The LETs initiative involves providing “loaned” logistics experts to oversee on-site disaster response, normally for a deployment of three-to-six months, comprised of individuals from UPS, TNT Logistics, DHL, Agility Logistics, and others – all picked for their a wide range of expertise covering air and ground transportation, warehousing, etc.

[The clip below details TNT's LET involement with relief efforts in Darfur, Sudan about three years ago now. It shows how difficult conducting such relief efforts are from a logistics perspective.]

Vera said LET training takes about a week – roughly 40 hours – covering everything from security needs, what non-governmental organizations (NGOs) teams work with on the ground, and other details.

LETs are all-volunteer and require a commitment of two years service. One pleasant surprise, he noted, is that while such teams are made up of people from erstwhile competitors in the business world, once they join an LET, all of that gets left behind. “The camaraderie is extraordinary, since in many cases we’re from different cultures with very different senses of humor,” he explained. “But when the goal is helping people in a crisis, all those differences go over the aide.”
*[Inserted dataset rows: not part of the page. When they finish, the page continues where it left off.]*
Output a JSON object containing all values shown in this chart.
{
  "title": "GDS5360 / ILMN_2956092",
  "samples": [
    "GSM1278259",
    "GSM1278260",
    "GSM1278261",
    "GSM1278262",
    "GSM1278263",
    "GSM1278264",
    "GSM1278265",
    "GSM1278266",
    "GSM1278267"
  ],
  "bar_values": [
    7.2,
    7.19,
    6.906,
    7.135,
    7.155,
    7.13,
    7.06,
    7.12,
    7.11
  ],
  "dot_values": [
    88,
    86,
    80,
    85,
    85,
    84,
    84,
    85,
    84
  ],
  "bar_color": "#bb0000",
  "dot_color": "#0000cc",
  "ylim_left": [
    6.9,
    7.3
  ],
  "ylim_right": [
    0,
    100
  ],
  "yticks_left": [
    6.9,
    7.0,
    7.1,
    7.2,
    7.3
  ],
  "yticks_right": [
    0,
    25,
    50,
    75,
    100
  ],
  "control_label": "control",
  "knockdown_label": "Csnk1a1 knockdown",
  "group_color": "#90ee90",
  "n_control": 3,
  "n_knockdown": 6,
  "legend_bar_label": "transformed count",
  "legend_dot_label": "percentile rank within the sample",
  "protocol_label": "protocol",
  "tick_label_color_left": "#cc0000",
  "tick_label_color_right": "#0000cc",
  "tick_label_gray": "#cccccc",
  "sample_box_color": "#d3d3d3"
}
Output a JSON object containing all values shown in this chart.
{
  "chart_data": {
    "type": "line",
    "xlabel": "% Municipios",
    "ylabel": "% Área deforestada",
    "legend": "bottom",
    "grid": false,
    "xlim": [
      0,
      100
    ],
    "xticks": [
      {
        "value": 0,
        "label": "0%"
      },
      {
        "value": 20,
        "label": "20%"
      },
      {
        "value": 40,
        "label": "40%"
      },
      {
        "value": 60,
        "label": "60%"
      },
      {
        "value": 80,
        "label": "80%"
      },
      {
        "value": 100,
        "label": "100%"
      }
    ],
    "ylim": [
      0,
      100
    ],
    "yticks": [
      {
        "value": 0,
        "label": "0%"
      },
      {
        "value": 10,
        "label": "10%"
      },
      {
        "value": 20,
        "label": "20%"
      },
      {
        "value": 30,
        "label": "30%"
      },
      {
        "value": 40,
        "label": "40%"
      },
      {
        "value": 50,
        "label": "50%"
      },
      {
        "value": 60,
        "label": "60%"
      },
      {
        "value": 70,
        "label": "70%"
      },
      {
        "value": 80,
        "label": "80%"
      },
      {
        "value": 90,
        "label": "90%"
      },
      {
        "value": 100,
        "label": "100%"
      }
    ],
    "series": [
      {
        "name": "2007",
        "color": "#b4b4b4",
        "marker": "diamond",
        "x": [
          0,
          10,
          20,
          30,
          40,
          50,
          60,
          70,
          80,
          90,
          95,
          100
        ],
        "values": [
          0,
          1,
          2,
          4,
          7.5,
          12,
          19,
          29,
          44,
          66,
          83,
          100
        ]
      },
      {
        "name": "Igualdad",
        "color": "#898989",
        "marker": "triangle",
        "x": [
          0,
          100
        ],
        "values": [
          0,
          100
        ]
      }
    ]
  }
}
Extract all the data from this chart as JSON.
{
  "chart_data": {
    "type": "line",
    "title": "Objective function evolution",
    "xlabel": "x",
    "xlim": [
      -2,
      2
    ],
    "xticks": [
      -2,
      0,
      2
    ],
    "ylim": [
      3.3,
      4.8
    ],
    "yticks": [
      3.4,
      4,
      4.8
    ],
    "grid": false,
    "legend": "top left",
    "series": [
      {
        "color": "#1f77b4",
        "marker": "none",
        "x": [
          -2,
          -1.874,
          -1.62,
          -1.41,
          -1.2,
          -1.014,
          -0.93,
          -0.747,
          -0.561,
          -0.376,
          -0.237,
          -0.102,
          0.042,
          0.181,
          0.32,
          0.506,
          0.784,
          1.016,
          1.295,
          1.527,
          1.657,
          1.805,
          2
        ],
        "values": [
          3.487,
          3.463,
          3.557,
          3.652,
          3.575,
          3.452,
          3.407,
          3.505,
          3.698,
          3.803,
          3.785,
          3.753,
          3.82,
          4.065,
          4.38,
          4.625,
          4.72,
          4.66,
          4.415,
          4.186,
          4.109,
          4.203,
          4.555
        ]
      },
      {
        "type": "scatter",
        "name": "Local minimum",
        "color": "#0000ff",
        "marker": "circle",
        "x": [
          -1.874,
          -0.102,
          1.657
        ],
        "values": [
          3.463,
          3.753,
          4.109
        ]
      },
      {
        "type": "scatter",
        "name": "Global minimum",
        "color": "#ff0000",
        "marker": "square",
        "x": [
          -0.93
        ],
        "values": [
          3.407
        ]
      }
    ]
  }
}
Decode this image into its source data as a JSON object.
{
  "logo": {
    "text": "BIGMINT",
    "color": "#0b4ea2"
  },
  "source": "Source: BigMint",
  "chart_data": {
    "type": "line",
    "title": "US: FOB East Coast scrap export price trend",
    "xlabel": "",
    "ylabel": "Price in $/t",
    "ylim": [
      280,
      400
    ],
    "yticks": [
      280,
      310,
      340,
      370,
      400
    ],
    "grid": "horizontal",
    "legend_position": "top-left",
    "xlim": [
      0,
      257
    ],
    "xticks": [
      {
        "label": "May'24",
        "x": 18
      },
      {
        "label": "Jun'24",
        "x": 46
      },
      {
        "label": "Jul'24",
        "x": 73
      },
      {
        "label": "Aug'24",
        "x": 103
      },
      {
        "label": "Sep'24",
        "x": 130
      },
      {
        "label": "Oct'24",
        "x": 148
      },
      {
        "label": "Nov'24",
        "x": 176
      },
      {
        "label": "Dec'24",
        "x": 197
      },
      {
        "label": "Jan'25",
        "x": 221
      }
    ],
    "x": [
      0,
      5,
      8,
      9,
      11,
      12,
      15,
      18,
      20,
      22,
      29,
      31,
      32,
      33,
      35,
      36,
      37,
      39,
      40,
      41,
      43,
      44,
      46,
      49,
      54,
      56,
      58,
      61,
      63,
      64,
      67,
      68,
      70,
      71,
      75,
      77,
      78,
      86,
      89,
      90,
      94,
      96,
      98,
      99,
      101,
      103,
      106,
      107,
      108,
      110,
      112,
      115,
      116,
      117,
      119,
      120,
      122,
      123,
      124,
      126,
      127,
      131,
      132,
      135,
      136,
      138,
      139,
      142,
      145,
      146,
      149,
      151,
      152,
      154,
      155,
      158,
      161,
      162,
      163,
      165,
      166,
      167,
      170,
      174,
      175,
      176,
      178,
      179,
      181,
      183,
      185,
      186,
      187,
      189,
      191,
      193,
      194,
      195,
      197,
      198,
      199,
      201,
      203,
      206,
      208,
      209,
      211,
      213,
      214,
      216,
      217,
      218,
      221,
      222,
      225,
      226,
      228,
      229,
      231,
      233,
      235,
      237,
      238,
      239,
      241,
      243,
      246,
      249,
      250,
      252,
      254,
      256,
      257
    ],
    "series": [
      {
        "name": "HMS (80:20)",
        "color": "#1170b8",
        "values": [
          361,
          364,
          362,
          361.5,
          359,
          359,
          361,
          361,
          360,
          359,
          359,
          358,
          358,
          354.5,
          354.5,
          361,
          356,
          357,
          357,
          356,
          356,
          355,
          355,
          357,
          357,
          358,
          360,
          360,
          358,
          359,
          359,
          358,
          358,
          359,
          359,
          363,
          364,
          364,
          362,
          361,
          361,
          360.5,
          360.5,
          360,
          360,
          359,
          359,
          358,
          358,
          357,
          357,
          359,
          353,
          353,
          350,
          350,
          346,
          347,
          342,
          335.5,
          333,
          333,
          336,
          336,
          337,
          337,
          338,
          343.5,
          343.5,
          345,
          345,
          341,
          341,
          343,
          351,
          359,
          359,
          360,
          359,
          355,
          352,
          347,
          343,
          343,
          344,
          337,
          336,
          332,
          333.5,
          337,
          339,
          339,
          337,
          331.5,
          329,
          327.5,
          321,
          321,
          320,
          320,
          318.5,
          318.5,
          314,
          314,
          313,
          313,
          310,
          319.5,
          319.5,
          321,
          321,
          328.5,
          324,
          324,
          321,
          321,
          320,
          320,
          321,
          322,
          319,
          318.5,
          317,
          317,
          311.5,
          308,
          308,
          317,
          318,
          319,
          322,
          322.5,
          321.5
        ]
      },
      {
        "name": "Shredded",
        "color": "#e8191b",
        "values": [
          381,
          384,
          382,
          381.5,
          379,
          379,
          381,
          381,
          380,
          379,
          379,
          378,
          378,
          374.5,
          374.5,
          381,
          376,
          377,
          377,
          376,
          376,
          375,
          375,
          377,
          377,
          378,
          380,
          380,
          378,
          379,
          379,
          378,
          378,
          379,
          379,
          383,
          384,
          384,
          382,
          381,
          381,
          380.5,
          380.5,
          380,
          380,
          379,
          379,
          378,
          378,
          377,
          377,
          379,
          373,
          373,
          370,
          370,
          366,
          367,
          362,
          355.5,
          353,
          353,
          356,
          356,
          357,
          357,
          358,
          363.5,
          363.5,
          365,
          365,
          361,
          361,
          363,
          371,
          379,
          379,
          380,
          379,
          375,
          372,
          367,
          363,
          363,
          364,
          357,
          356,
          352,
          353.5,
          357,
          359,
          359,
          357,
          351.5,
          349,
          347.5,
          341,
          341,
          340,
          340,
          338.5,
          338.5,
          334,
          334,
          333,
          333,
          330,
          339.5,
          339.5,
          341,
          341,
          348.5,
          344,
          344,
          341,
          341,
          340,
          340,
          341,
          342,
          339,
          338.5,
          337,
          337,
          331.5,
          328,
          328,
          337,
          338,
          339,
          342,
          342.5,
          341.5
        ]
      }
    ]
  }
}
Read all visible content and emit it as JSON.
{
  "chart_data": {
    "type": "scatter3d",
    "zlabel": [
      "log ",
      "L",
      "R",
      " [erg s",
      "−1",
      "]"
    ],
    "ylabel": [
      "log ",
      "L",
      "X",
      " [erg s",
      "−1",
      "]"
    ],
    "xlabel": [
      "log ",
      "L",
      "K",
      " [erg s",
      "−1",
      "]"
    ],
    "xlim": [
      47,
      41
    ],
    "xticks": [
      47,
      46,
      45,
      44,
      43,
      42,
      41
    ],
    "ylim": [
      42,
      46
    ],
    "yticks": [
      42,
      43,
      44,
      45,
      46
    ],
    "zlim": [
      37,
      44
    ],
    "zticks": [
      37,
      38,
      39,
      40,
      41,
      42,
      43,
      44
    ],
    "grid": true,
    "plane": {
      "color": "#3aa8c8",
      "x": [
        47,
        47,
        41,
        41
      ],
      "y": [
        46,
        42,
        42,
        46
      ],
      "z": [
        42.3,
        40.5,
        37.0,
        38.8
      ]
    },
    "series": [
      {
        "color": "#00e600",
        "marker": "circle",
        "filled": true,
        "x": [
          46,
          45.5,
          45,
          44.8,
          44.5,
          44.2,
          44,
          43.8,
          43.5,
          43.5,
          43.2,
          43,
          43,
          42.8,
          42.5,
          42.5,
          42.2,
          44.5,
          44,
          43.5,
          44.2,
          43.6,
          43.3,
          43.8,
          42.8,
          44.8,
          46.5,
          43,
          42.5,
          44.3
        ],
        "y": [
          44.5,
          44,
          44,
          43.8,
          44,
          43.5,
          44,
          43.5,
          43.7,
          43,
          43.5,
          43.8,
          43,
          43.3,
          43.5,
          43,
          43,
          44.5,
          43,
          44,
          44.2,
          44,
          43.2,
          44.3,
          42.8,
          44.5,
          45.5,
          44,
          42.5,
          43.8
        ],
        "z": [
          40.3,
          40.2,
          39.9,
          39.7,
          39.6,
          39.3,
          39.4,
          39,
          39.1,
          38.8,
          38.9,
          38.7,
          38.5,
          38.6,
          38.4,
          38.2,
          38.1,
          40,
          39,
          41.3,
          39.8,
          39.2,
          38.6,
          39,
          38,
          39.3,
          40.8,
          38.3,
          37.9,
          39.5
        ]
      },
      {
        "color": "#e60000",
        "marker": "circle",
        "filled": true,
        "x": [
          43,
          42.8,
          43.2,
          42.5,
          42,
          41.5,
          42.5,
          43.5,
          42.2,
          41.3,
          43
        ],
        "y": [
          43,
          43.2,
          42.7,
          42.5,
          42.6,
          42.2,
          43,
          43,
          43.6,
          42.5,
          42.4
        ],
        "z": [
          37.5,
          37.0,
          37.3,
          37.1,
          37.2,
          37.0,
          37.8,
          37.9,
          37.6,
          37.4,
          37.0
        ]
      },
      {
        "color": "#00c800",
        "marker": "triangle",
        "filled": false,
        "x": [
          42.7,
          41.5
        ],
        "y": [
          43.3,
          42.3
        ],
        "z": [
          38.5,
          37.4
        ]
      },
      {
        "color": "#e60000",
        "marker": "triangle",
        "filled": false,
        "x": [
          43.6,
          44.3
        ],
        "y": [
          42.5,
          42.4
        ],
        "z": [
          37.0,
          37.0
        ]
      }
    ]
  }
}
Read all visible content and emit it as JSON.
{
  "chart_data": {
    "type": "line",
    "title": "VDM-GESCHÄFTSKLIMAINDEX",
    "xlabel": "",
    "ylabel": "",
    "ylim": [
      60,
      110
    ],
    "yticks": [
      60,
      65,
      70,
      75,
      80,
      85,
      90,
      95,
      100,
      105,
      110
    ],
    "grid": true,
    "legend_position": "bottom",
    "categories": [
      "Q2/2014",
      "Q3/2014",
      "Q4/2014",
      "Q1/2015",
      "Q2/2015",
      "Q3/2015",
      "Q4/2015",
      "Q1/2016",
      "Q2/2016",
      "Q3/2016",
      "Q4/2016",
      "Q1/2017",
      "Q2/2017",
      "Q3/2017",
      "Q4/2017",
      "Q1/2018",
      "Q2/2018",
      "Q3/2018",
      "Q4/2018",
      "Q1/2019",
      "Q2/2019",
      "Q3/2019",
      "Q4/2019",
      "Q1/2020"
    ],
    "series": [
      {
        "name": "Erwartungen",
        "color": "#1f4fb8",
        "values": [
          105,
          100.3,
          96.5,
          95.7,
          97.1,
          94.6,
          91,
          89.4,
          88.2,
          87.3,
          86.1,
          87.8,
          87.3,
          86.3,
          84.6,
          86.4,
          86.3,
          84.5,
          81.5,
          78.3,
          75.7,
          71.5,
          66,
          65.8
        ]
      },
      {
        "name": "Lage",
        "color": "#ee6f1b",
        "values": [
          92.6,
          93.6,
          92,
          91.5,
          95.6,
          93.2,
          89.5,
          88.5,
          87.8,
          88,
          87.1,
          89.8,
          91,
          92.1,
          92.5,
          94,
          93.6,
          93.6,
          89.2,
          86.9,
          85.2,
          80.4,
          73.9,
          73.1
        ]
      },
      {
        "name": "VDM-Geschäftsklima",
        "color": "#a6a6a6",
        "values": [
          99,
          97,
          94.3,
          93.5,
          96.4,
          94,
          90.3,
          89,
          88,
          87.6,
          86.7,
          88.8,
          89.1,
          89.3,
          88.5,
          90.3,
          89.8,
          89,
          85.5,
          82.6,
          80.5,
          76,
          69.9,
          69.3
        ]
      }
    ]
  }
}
Vera (seen here on the left in this photo) related that he draws on his wide-ranging experience at UPS to help find solutions to whatever logistical challenges present themselves. From shipping hazardous materials, working in a cargo warehouse, plus loading and unloading planes, to designing health and safety procedures for all manner of jobs at UPS, Vera’s done a little of everything – but he quickly told me nothing ever goers by the book in situations like Haiti’s.

“We’ve got a very structured way of doing things at UPS – specific methods for performing jobs a certain way,” Vera said. “But when you get on the ground after a natural disaster, a lot of that goes by the wayside. You must to step back, look at the resources you have, and go from there. The biggest benefit from my UPS experience is record retention – always keeping clear documentation of what’s going where and how it’s getting there.”

[Indeed, companies like UPS aren’t just providing logistical expertise – they’re donating money for Haiti’s relief as well. UPS itself has donated more than $1 million in cash and in-kind support to earthquake relief efforts in Haiti through its charitable arm, The UPS Foundation, divided between The American Red Cross, CARE, UNICEF and other organizations that assist with long-term relief activities.]

Still, the waiting is hard – almost the hardest part of a disaster-relief operation of this magnitude, knowing so many lives are at stake but that none might be helped if all you do is make the logistical logjam worse. “Crisis response in Haiti is extraordinarily difficult because the country has little modern infrastructure,” Vera stressed to me. “We got to get all that straightened out before we can go in.”